Bonchek and Steele's Thinking Styles
Maximizing Your Team's Effectiveness
If you had to define your perfect team, where would you start?
You'd likely want each member of it to be smart, honest and positive, and it goes without saying that you'd want them all to be highly collaborative. However, you can probably recall teams that looked promising on paper but which didn't fulfill their potential.
Teams can underperform for many reasons, and mismatching people with positions and responsibilities is a common one. Teams are about more than just what people do, though. How people think is also a powerful indicator of group performance. But managers and team members alike often overlook individual thinking styles when working with one another or when recruiting.
Using Thinking Styles, a framework developed by authors Mark Bonchek and Elisa Steele, is an effective way to gain an understanding of people's thinking skills, abilities and preferences, and how these can help your team.

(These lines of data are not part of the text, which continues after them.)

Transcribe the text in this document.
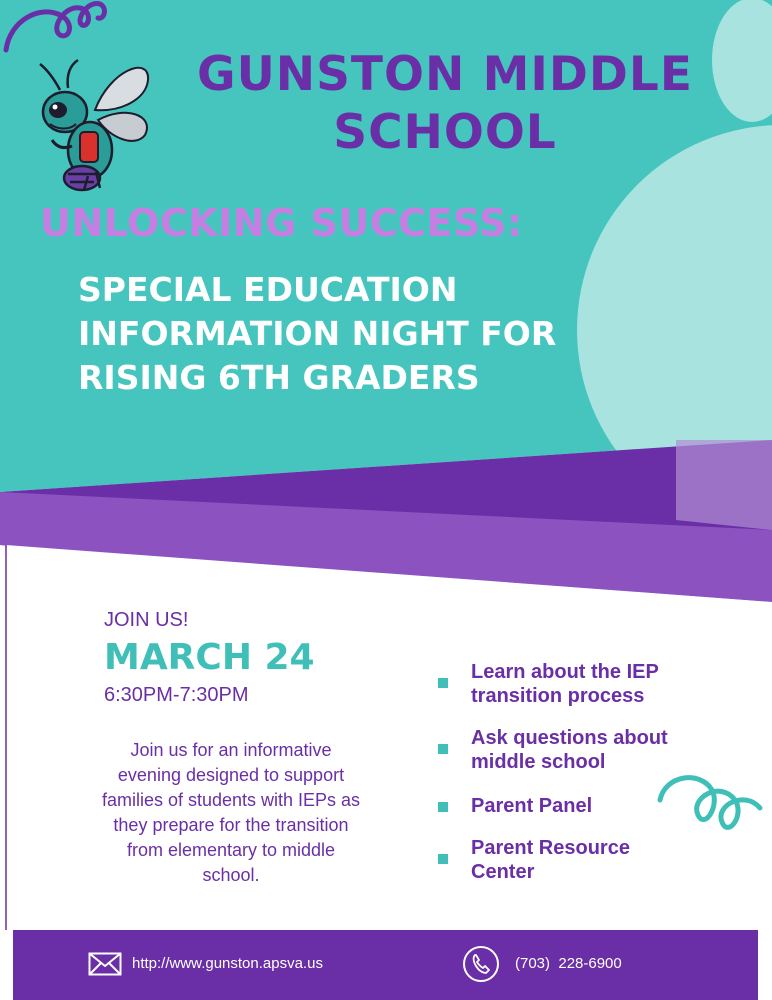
GUNSTON MIDDLE
SCHOOL
UNLOCKING SUCCESS:
SPECIAL EDUCATION
INFORMATION NIGHT FOR
RISING 6TH GRADERS
JOIN US!
MARCH 24
6:30PM-7:30PM
Join us for an informative evening designed to support families of students with IEPs as they prepare for the transition from elementary to middle school.
Learn about the IEP
transition process
Ask questions about
middle school
Parent Panel
Parent Resource
Center
http://www.gunston.apsva.us	(703)  228-6900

In this article, we'll explore how you can use Bonchek and Steele's model to understand how you and your team members think and interact, so that you can improve your team's effectiveness.
Understanding Thinking Styles
Bonchek and Steele's Thinking Styles is a simple framework for assessing how you think, and for matching your style to your group's purpose. It's an alternative to models that look at how team members behave, and it provides a way to focus on the often-overlooked aspect of personality in the workplace.